The last few days have been very busy for the scientists, with flight planning based on chemical forecasts, instrument calibrations, layout changes, quick look data preparation there was little time for anything else. As we can work on this blog only when time allows, we would like to apologize for the lack of updates and summarize the recent events.
Saturday, May 19
On Saturday, we had a flight with the photochemistry-centred cabin layout. The Zeppelin was accompanied by the small research aircraft Sky Arrow of the University Wageningen.
At 11 am local time, the airship lifted off, heading towards Cabauw, where KNMI meteorological tower is located.
There, the Zeppelin flew in circles on several altitudes to get height profiles of atmospheric composition as measured with every instrument.
Coordinated with our Zeppelin flights, a NO2 sonde was released, to extend these measurements to higher altitudes.
At approximately 4 pm, the Zeppelin had to return, because bad weather was forecasted to come in. Due to this forecast, the Zeppelin had to be made lighter to be able to lift off its rear section while connected to the mast truck. In essence this means we had to take out some of our instruments and store them in the hangar in the meantime. This is greatly improving the safety of the airship at the ground at higher windspeeds.
Sunday, May 20
On Sunday, an inbound weather system grounded the Zeppelin. The scientists made the best of the situation and worked on detailed planning for the flights to come, their instruments and their data.
Monday, May 21
The secondary organic aerosol cabin layout was installed early Monday morning.

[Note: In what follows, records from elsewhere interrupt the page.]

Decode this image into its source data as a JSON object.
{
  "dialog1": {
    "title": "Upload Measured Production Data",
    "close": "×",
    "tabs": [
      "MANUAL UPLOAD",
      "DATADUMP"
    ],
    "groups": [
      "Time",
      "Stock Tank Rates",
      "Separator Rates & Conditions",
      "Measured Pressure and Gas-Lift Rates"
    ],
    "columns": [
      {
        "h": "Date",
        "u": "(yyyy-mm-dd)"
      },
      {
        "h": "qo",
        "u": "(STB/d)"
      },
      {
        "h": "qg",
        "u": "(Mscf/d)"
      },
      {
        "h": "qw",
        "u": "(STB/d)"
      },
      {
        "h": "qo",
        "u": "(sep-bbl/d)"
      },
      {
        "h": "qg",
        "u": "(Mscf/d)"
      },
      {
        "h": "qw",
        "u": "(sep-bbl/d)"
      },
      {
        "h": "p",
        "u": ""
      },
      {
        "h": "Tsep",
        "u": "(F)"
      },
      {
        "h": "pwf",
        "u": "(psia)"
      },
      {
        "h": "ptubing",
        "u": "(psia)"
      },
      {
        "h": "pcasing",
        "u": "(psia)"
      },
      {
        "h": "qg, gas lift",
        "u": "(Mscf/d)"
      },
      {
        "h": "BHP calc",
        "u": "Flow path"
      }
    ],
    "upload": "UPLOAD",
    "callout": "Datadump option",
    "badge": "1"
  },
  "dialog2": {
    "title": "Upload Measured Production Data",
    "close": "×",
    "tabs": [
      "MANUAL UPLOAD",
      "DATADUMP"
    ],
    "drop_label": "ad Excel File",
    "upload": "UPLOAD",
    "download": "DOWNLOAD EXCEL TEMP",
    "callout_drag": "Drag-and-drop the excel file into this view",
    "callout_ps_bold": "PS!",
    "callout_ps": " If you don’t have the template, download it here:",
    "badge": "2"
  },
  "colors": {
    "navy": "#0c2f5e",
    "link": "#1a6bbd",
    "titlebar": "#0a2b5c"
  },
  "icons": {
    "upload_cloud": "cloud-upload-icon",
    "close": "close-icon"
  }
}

At 10 am local time, the airship took off, flight direction towards Gelderland in the east of the Netherlands.
After arriving there, a few circles were flown in different heights over a forest. After that, the Zeppelin flew to a measurement station south of Wageningen, where another height profile was measured. As soon as that was done, the flight continued west towards Cabauw, where KNMI scientists awaited the Zeppelin to release another NO2 sonde.
After circling on three height levels, the Zeppelin returned to Rotterdam the Hague Airport, where it arrived shortly after 4 pm. The data from this flight are thus for the first time providing us with height dependent information on the aerosol composition in the boundary layer.
As the weather prediction promised rain for the night, we had to uninstall two instruments again to counter the water weighing heavily on the Zeppelin hull.
Tuesday, May 22
According to the forecast for the visibility, which is a limiting factor for Zeppelin flights, the flight for Tuesday was scheduled for noon. Some work was done to replace a broken converter in the power supply rack in the Zeppelin. The occasion was used to also install some ventilation in that rack. Unfortunately, some problems were discovered that forced some of us to climb up the Zeppelin out on the airfield.
Unexpectedly, there was an inspection of the airship and all racks by the Human Environment and Transport Inspectorate of the Dutch Ministry of Infrastructure and the Environment. The inspection revealed no major problems, so we were allowed to continue our missions over the Netherlands.
Happy that it was still possible to fly that day, we watched the Zeppelin taking off at around 5 pm.
As our forecast model predicted a set of emission plumes along the wind direction from northeast, we had decided to do as many cross-sections between Cabauw in the east and the North Sea in the west as the predicted incoming weather would allow. Quick-look data from the instruments verified the existence of strong gradients in the measurements.
After flying to Cabauw and from there back to the coast and about 30 km out on the sea, the flight ended at around 7 pm. Two instruments had to be removed again for the night to ensure safety for the Zeppelin.
Wednesday, May 23
Unfortunately the weather has a too high risk for thunderstorms, so the Zeppelin is not flying today. Safety goes first! And we probably can use some of the time for producing quick look plots of our data and compare observations with forecasts.